WASHINGTON – Two teenagers who set out from San Francisco in May to walk 3,000 miles across the country to protest the war in Iraq trudged into Washington, D.C., on Monday, finishing the final leg of a four-month journey that started as one of the nation’s smallest anti-war demonstrations.
By the end, Ashley Casale, 19, and Michael Israel, 18 – looking cheerful despite disintegrating shoes – ended their pilgrimage amid a group of 20 supporters who helped them silently hoist a “March for Peace” banner in front of the White House.
The teens acknowledged that their march might not have changed the course of the war or gained much attention, but they hoped they had at least galvanized the people they met along the way.
“A lot more people know about what we’ve done, that we’ve walked across the country and they’ve been inspired by it,” said Casale, who, because she had lost weight, had her jeans cinched up with a blue bandanna.

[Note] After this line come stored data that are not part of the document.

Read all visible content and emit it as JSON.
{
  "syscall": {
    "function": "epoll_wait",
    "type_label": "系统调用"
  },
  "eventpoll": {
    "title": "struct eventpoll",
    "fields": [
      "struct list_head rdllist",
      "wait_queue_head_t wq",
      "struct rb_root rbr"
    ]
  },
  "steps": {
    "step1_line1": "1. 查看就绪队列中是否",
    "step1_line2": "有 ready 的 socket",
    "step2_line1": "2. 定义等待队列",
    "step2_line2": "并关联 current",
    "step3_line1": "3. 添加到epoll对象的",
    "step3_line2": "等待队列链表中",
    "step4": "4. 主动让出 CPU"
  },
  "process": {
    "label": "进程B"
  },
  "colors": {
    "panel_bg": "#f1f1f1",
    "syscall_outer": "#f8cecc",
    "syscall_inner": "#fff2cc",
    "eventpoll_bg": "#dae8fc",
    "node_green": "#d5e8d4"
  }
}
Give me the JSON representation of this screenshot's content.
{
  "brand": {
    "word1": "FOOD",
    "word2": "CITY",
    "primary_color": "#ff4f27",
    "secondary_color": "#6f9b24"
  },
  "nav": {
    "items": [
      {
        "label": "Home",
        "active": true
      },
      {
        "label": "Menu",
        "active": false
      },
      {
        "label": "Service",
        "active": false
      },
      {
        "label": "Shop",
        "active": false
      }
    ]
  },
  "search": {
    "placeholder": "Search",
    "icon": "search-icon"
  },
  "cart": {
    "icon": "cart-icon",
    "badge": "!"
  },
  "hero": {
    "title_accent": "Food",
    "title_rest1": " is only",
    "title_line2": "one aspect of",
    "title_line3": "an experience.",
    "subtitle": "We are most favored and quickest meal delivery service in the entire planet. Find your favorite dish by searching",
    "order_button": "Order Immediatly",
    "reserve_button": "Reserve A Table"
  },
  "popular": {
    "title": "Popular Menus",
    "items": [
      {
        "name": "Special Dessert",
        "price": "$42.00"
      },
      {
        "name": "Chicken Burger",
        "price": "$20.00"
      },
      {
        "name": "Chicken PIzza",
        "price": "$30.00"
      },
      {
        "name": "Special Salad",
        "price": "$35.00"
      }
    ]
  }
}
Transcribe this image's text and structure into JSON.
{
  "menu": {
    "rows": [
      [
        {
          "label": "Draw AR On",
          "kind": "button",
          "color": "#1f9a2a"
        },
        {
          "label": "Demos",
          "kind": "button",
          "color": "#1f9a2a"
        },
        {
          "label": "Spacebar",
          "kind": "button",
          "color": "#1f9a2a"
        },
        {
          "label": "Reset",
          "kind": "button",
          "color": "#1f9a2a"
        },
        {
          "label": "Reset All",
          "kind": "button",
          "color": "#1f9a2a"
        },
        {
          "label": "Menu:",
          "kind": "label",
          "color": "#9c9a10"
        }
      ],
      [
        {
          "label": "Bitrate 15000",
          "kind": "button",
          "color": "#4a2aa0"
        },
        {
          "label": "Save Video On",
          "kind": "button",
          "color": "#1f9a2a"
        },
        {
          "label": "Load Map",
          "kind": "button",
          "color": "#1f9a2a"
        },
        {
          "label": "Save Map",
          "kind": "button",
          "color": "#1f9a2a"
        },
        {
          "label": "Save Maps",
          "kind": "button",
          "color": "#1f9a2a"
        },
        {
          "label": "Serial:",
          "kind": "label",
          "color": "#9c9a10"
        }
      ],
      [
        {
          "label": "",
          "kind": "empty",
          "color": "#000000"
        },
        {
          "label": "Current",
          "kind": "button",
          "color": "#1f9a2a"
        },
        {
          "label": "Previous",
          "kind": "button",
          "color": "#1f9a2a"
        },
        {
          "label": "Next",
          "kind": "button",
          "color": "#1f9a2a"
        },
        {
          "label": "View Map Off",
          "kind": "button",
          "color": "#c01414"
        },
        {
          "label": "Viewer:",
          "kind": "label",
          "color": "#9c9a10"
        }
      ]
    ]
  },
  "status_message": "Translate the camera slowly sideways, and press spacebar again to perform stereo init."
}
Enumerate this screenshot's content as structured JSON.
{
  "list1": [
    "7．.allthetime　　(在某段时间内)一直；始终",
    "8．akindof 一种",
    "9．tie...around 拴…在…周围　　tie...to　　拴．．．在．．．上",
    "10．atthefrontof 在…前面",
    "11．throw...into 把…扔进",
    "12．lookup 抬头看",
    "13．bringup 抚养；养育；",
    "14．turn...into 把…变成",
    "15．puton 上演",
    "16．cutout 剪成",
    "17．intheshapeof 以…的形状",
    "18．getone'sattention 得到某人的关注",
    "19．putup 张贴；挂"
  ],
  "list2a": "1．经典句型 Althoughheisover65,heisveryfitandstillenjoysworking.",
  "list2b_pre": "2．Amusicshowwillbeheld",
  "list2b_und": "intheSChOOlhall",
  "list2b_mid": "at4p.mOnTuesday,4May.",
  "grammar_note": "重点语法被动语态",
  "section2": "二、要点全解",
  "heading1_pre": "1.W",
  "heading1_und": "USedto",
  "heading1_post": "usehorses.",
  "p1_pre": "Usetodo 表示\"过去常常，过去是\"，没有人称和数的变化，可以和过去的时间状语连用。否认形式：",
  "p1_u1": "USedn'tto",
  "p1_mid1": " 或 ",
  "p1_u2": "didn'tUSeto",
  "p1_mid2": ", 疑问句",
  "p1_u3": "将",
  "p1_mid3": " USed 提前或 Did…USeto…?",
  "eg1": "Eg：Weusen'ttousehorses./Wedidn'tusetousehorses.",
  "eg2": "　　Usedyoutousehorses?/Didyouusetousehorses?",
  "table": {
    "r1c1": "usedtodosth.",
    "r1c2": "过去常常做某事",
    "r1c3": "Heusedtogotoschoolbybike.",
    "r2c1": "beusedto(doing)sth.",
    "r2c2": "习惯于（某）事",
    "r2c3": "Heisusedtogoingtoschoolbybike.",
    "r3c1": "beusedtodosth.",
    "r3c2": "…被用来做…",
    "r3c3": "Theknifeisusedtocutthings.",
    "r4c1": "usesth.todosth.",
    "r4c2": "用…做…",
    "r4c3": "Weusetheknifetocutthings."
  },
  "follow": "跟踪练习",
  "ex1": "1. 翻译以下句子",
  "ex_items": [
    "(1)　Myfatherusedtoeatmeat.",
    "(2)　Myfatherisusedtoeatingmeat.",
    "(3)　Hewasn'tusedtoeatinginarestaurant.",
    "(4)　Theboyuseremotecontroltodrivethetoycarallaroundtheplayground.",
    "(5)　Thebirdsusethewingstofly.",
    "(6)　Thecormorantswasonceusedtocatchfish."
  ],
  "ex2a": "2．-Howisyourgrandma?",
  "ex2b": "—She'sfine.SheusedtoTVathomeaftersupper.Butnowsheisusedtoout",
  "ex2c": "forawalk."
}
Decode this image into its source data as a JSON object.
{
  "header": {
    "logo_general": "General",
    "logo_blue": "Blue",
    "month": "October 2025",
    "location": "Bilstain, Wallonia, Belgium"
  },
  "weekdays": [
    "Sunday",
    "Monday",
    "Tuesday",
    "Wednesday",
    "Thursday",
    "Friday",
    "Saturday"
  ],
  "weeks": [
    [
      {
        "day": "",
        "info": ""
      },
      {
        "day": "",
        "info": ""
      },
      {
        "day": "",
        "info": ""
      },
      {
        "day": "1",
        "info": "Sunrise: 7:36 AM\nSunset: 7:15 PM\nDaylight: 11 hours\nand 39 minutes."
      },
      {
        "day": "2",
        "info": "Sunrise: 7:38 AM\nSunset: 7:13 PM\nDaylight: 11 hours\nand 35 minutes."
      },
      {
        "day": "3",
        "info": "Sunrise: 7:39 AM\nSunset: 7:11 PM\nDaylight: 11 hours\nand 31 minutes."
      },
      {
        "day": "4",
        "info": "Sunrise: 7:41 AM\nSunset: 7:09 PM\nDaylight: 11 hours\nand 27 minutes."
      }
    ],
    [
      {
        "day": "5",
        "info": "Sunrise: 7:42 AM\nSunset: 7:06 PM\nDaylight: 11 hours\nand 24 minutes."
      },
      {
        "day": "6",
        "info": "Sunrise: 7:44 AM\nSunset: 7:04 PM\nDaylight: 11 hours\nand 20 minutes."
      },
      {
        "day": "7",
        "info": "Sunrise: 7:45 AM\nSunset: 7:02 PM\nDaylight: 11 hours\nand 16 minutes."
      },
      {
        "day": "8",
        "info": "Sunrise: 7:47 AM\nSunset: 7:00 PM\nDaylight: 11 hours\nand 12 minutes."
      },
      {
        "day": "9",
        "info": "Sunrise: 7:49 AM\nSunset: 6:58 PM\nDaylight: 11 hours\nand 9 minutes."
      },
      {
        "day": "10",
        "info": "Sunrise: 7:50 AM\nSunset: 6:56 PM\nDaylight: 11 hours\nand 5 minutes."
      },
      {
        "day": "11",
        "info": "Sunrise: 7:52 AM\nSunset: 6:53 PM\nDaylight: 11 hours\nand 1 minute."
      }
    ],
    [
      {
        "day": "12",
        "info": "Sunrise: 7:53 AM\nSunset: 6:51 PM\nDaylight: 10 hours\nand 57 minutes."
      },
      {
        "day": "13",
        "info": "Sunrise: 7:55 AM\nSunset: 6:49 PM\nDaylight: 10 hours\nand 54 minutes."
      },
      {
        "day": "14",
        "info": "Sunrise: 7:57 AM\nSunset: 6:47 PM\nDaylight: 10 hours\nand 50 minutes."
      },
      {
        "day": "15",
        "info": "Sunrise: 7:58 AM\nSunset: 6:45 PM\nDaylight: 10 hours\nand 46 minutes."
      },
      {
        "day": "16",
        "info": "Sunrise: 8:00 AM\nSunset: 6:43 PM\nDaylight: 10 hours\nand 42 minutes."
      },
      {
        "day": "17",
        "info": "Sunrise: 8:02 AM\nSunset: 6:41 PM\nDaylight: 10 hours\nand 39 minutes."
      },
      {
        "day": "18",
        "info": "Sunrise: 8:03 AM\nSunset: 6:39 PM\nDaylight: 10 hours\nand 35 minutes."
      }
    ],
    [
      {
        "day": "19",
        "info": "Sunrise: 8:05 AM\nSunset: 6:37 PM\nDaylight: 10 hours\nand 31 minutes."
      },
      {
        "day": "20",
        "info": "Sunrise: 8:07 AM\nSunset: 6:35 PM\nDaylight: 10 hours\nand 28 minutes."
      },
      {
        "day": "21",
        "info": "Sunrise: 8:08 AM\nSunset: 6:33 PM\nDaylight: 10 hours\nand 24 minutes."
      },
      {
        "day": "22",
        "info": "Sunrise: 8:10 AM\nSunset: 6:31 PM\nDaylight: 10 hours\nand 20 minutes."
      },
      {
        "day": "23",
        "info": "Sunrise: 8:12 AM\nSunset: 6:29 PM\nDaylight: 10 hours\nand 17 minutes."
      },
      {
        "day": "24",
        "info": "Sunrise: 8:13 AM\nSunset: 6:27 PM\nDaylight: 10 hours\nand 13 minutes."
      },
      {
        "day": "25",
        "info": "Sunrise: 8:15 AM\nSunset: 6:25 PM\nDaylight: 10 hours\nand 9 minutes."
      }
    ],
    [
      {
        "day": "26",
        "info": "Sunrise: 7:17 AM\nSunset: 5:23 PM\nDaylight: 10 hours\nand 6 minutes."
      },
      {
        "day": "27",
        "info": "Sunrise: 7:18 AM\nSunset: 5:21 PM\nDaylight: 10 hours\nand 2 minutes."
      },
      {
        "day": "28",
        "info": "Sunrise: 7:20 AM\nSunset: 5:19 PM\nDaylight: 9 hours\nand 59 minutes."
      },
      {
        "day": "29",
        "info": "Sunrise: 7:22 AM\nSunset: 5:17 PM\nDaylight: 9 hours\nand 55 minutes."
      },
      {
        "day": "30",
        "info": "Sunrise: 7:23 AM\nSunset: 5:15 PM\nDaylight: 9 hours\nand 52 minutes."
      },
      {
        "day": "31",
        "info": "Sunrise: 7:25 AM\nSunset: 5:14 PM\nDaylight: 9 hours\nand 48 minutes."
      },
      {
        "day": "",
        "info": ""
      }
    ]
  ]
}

Though they had once hoped to rouse the nation and inspire thousands to rise up in opposition to the war, Casale and Israel walked for weeks alone through the Nevada desert and over the Rocky Mountains.
They eventually enlisted six other long-distance traveling companions: five who trudged through the grueling 25-mile daily hikes and a sixth who drove a support car.
But the teens met countless others who offered free meals, new shoes, shelter for the night or just an encouraging word. “The most important thing was the individuals we talked to,” said Casale.
When they reached the White House, they lifted their banner high. “We made it,” one marcher said, in a near whisper. “I can’t believe we’re here,” said Casale. The marchers huddled in a circle for a group hug, put their hands together and yelled: “Peace!”